Martin A (4:10 PM): the advances that we have made to date have, as you rightfully say, been mainly unforeseen, and generally not by government agencies. What frightens many is not that they unforeseen and unforeseeable, but that they are uncontrolled. There seems to be a mentality prevalent amongst the politicos of the mad world in which we live that any change has to be a change generated by The Government, so that, not only does The Government get the credit for the change, but they also get the control – and it is this control that they want. This is the move that is afoot at the moment – government wants to have control not only of every aspect of our individual and private lives, but any advancement that may develop. What the poor deluded fools have yet to realise is that such advances cannot be controlled, and any control applied will merely stop advancement. One does not have to look too far back in history to see that enacted in its dreadful reality. The truly sad thing is that it is rarely these idiots who suffer the consequences, but more usually those whom they purport to be acting on behalf of – us!

Apr 17, 2014 at 5:00 PM | Unregistered CommenterOtterl Rodent

Apr 17, 2014 at 3:20 PM | Vernon E

You are trying to contain the Sun in a metal Box. That is a formidable technical challenge.

Apr 17, 2014 at 5:02 PM | Unregistered CommenterRob Burton

Thorium history in the US:
"Between August 1977 and October 1982, Shippingport conducted a fuel campaign that burned a Th232/U233 seed-and-blanket fuel cycle in the light water application. The campaign generated an aggregate 2,100 gigwatt-hours (GWh) of electricity over 29,000 power-hours. The U233 was manufactured at Los Alamos National Laboratory in New Mexico, USA. The fuel achieved maximum burn-up of 60,000 MWd/tTh without fuel failure, which is still not achieved in practice in today’s reactors. (NB. Thorium One consultants project-managed the core design for that fuel campaign from 1965 to 1971.)"

Most countries in the world now have thorium reactors, or are working on them.
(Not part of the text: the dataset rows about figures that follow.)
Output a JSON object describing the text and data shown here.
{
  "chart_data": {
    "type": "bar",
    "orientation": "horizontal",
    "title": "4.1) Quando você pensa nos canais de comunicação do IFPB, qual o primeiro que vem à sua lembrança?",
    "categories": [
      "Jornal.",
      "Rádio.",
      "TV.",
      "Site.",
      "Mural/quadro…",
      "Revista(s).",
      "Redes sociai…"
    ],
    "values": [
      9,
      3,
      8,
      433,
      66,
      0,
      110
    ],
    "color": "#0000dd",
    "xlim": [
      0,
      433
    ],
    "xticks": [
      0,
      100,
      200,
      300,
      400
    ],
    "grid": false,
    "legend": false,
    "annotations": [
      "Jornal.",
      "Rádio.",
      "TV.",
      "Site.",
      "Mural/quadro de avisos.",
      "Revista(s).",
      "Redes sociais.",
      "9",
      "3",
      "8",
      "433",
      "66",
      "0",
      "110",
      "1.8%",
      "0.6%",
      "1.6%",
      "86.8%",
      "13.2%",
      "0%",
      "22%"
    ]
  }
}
We could buy one from China tomorrow, and we are sitting on loads of thorium under our feet.

I despair, sometimes....

Apr 17, 2014 at 8:21 PM | Unregistered CommenterRightwinggit

No thorium reactors in operation.
There are huge challenges with thorium reactors:
Handling melted salt, for one. That is not typical power plant plumbing. Maintenance of a melted salt system is extremely problematic.
We cannot buy a thorium reactor from China tomorrow or even next year.
There are none available.
That reactor experiment you refer to was a light water reactor with a thorium supplement.
There are two very small experimental reactors that utilize thorium in some way. They are in India.
http://en.wikipedia.org/wiki/Thorium_fuel_cycle#List_of_thorium-fueled_reactors
Neither of them use thorium as a primary fuel.